Ante ello, la única alternativa razonable para enfrentar la crisis del sector externo es la nacionalización del comercio exterior mediante la creación de una “aggiornada” Junta Nacional de Granos que asuma el control de las exportaciones agropecuarias de la Argentina y corte de raíz el chantaje al que el estado nacional se ve sometido por las multinacionales del “agronegocios”. Organismos de este tipo existen en países que para nada pueden ser acusados por los representantes del “campo” como “populistas”. Nos referimos a Australia, Nueva Zelandia y Canadá, que tienen instituciones de este tipo para regular y monitorear todo lo concerniente a la producción y las exportaciones agropecuarias. Como es bien sabido la Argentina tenía una agencia de este tipo desde 1933, y sobrevivió con distintas restructuraciones y nombres hasta que el gobierno de Carlos S. Menem dispuso la disolución de la misma con el Decreto 2294 de 1991. Desde entonces las actividades regulatorias que antaño ejercía la JNG no desaparecieron, como dicen los apologistas de la desregulación, sino que fueron privatizadas y quien hoy ejerce esas funciones de regulación son las multinacionales cerealeras, lo cual constituye un tremendo disparate. Es decir, se pasó de un control público condicionado por los mecanismos democráticos de la república, a otro de carácter privado, absolutamente descontrolado y que se mueve en función de una estrategia mundial de maximización de beneficios. Y, por eso mismo, esas multinacionales son las que tienen la capacidad para decidir, vía su control de las exportaciones y su estrategia de ventas, cuál será la oferta de dólares con que contará la economía argentina y si esta puede avanzar por la senda del crecimiento o, producto de un estrangulamiento originado en el sector externo, hundirse progresivamente en la recesión.

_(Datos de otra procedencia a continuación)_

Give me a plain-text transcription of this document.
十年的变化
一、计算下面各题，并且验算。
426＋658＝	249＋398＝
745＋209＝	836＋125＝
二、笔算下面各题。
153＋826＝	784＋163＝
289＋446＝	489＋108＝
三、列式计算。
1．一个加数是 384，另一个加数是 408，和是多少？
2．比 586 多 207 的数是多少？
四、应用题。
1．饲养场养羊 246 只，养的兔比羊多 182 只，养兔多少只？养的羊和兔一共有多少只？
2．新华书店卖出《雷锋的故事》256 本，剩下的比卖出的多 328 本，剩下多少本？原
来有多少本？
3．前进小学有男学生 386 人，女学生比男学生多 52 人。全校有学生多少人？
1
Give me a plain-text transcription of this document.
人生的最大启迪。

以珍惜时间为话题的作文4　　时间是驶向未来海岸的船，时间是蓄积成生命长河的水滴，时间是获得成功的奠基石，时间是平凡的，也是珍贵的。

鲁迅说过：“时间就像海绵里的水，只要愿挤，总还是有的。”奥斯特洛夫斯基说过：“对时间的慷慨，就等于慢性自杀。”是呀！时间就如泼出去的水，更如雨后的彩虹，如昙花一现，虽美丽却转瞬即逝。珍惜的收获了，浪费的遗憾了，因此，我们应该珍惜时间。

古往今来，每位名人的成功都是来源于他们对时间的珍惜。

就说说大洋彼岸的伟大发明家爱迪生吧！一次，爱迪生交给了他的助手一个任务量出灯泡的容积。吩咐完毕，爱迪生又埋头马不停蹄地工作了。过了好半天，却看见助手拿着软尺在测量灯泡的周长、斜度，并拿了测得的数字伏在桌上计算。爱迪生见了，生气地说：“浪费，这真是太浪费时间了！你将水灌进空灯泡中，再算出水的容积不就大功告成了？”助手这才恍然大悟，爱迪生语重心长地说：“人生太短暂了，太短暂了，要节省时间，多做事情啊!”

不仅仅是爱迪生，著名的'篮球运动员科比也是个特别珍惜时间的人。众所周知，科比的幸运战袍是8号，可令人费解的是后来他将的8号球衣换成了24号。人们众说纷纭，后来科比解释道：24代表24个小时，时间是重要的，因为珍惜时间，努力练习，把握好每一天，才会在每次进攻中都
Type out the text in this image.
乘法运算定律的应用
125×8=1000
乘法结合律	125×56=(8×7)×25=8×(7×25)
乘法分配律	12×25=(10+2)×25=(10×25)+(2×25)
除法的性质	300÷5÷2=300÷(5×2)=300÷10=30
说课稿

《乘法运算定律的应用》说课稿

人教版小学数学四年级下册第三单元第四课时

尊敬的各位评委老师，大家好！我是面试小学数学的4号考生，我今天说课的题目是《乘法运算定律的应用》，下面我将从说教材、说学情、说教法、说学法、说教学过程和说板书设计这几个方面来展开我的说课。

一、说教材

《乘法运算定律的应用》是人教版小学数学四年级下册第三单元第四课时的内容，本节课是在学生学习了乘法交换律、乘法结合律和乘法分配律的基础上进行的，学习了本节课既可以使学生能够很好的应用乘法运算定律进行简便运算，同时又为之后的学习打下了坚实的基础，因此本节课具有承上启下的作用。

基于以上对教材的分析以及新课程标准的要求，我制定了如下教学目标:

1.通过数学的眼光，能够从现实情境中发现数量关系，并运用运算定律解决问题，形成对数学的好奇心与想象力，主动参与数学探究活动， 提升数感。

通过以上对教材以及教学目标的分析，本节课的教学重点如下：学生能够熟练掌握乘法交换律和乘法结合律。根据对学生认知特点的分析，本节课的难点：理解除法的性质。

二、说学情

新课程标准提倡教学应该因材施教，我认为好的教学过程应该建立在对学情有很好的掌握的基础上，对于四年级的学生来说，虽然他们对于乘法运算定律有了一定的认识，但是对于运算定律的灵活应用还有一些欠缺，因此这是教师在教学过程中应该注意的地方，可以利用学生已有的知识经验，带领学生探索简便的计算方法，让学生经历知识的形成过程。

Por eso, y tal como lo decíamos en un trabajo anterior, la estatización del comercio exterior no puede ser una medida aislada.[3] Por el contrario, se necesita un enfoque integral dado que, a diferencia de la vieja JNG, debe:

(a) incluir bajo su jurisdicción a toda la cadena de producción y comercialización del sistema agroalimentario, hoy controlado por las multinacionales, lo que debería rematar en la creación de una Junta Nacional Agroalimentaria, con las salvedades que plantearemos más abajo;

(b) examinar y promover una reforma impositiva especialmente diseñada en función de las nuevas realidades del capitalismo agrario y que permita poner en marcha un eficaz sistema de control que evite las sobre y sub facturaciones de los distintos componentes del “agronegocios”; y, finalmente,

(c) re-estatizar los puertos de la Hidrovía Paraná-Paraguay, privatizados por el menemismo y que constituyen verdaderos “estados dentro de un estado” que se prestan para toda clase de maniobras fraudulentas del complejo sojero-cerealero.

Estas medidas deben ser puestas en práctica con la mayor celeridad, porque el ritmo de la crisis no tolera dilaciones. Por supuesto, las mismas requieren de imaginación, solvencia técnica y experiencia práctica. No se trata de resucitar la antigua Junta Nacional de Granos o al Instituto Argentino para la Promoción del Intercambio, el IAPI de la época del primer peronismo, porque el capital ha creado nuevos instrumentos financieros (compraventa a futuro, swaps, derivativos, etcétera) y la tecnología importantes innovaciones (como el silo bolsa, para citar sino un ejemplo, que independiza al productor del riesgo que se le arruine la cosecha a la vez que le permite postergar su venta hasta que el precio sea conforme a sus expectativas) todo lo cual exige de dispositivos muchos más sofisticados que antaño para asegurar el control público de la riqueza originada en el sector agrario.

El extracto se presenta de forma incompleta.